The market-implied 1-standard-deviation range for CCI extends from approximately $79.37 on the downside to $94.47 on the upside. A CCI long strangle is the OTM cousin of the straddle: lower up-front cost but the underlying has to travel further past either OTM strike before the position turns profitable at expiration. Current CCI IV rank near 67.25% is mid-range against its 1-year distribution, so the IV signal is neutral; the strangle thesis on CCI should anchor more to the directional view and the expected-move geometry. As a Real Estate name, CCI options can move on sector-level news flow (peer earnings, regulatory updates, industry-specific macro data) in addition to CCI-specific events.

CCI strangle positions are structurally neutral / high-volatility (long premium, OTM); the modeled P&L assumes European-style exercise at expiration and ignores early assignment, transaction costs, dividends paid before expiry on the stock leg (when present), and the bid-ask spread on the listed chain. CCI positions also carry Real Estate sector concentration risk; news flow inside the sector (peer earnings, regulatory shifts, supply-chain headlines) can move CCI alongside the broader basket even when CCI-specific fundamentals are unchanged. Always rebuild the position from current CCI chain quotes before placing a trade.
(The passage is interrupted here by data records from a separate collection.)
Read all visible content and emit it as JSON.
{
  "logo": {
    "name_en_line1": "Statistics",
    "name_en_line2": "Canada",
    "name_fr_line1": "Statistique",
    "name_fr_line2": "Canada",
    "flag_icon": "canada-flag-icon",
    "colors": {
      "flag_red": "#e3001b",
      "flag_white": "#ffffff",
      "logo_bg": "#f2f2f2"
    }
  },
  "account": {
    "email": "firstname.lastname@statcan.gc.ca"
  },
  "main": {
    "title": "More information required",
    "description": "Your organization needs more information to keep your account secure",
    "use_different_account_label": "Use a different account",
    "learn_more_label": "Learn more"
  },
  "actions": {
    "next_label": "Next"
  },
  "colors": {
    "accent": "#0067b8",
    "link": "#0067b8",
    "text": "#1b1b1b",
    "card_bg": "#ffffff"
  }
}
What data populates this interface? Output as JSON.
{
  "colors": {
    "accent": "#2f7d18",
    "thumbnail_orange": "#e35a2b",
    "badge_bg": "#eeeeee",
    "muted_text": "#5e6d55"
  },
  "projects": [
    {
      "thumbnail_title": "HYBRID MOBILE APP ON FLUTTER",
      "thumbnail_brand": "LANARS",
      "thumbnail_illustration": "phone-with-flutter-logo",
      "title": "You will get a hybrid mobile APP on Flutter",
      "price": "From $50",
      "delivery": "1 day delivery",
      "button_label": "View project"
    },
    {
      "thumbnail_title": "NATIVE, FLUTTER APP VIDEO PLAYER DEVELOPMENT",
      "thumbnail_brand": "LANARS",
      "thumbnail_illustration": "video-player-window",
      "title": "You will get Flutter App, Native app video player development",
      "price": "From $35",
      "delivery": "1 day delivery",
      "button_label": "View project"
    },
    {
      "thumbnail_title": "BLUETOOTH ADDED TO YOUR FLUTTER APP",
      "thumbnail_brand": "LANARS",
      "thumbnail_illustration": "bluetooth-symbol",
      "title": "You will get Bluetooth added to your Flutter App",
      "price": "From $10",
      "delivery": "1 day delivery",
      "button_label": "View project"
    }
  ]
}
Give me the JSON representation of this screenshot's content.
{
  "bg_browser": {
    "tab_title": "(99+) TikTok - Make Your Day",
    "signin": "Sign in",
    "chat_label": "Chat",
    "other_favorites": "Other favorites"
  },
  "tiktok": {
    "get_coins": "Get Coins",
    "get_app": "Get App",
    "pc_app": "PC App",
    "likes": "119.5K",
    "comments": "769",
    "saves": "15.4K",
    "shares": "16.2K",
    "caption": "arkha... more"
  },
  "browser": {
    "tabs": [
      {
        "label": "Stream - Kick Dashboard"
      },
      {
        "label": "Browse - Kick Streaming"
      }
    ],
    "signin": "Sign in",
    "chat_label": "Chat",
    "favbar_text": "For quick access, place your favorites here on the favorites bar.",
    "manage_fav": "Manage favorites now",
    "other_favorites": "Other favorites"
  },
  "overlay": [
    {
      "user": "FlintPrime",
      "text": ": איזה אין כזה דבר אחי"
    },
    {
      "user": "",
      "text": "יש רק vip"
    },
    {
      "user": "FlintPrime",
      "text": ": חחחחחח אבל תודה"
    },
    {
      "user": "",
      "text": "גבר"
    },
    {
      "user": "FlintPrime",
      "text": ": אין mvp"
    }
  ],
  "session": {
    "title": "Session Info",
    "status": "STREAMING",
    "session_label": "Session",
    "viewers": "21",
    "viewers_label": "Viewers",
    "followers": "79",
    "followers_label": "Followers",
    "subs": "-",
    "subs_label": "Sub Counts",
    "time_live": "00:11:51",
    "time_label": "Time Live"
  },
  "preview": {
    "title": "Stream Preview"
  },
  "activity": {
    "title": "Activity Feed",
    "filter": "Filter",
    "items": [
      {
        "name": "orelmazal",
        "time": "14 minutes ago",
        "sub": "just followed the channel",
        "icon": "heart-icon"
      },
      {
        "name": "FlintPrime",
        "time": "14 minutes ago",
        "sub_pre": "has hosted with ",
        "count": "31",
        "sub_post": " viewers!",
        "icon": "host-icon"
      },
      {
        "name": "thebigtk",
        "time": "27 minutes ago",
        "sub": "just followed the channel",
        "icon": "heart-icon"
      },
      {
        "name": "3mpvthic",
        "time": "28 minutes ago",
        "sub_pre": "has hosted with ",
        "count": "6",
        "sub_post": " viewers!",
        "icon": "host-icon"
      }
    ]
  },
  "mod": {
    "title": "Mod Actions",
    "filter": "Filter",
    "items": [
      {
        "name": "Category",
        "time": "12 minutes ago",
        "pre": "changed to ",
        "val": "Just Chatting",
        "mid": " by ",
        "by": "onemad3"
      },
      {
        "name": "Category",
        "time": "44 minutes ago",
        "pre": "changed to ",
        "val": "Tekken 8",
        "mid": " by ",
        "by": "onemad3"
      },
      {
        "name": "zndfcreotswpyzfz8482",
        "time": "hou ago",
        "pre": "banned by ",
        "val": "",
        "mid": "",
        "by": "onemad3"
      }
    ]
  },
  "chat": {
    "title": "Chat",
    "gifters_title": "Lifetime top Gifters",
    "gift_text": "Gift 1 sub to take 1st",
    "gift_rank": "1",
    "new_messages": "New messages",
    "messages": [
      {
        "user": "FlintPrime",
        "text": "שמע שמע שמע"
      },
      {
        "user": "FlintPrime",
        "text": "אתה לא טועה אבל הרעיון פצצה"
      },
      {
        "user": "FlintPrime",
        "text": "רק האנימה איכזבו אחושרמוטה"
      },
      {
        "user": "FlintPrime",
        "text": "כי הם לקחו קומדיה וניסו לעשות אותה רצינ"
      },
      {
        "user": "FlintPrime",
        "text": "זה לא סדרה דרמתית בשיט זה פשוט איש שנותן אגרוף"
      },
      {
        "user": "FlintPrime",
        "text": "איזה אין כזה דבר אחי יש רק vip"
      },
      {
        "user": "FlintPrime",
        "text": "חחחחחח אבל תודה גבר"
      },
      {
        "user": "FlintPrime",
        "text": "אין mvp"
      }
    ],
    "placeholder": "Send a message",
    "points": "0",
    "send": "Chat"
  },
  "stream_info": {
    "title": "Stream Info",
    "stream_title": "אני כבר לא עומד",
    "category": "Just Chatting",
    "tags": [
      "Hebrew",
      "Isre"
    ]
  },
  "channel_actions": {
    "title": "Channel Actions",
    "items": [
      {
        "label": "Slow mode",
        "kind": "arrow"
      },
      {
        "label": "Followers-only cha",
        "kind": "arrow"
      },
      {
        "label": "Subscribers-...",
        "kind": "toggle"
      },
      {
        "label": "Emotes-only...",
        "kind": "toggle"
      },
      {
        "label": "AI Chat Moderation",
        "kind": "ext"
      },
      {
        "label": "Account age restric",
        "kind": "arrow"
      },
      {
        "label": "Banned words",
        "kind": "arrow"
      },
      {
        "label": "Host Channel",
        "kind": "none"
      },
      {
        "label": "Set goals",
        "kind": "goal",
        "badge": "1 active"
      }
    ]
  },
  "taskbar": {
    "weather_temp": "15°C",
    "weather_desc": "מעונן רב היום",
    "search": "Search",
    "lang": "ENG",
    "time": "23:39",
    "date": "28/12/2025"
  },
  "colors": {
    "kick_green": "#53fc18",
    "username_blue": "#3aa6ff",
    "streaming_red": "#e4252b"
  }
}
Frequently asked questions

What is a strangle on CCI?
A strangle on CCI is the strangle strategy applied to CCI (stock). The strategy is structurally neutral / high-volatility (long premium, OTM): A long strangle buys an OTM call and an OTM put at offset strikes, cheaper than a straddle but requiring a larger underlying move to profit since both wings start out-of-the-money. With CCI stock trading near $86.92, the strikes shown on this page are snapped to the nearest listed CCI chain strike and the premiums come straight from the end-of-day bid/ask midpoint.
How are CCI strangle max profit and max loss calculated?
Upside max profit is unbounded; downside max profit is bounded at the put strike minus the combined debit (reached at zero). Max loss equals the combined debit times 100 (reached anywhere between the two OTM strikes). Two breakevens at call-strike plus debit and put-strike minus debit. For the CCI strangle priced from the end-of-day chain at a 30-day expiry (ATM IV 30.30%), the computed maximum profit is unbounded per contract and the computed maximum loss is -$255.00 per contract. Live intraday quotes will differ as the chain moves through the trading session.
What is the breakeven for a CCI strangle?
The breakeven for the CCI strangle priced on this page is roughly $79.95 and $95.05 at expiration, derived from end-of-day chain premiums. Breakeven is the underlying price at which the strategy's P&L crosses zero ignoring transaction costs and assignment risk. The current CCI market-implied 1-standard-deviation expected move is approximately 8.69%; if the move sits well outside the breakeven distance, the structure's risk-reward becomes correspondingly tighter.
When should you consider a strangle on CCI?
Strangles on CCI are the cheaper cousin of the straddle - traders use them when they want a large directional move but are willing to give up the inner-strike sensitivity in exchange for a lower up-front debit on the CCI chain.
How does current CCI implied volatility affect this strangle?
CCI ATM IV is at 30.30% with IV rank near 67.25%, which is mid-range against its 1-year history. Strategy selection depends more on directional thesis and expected move than on a strong IV signal.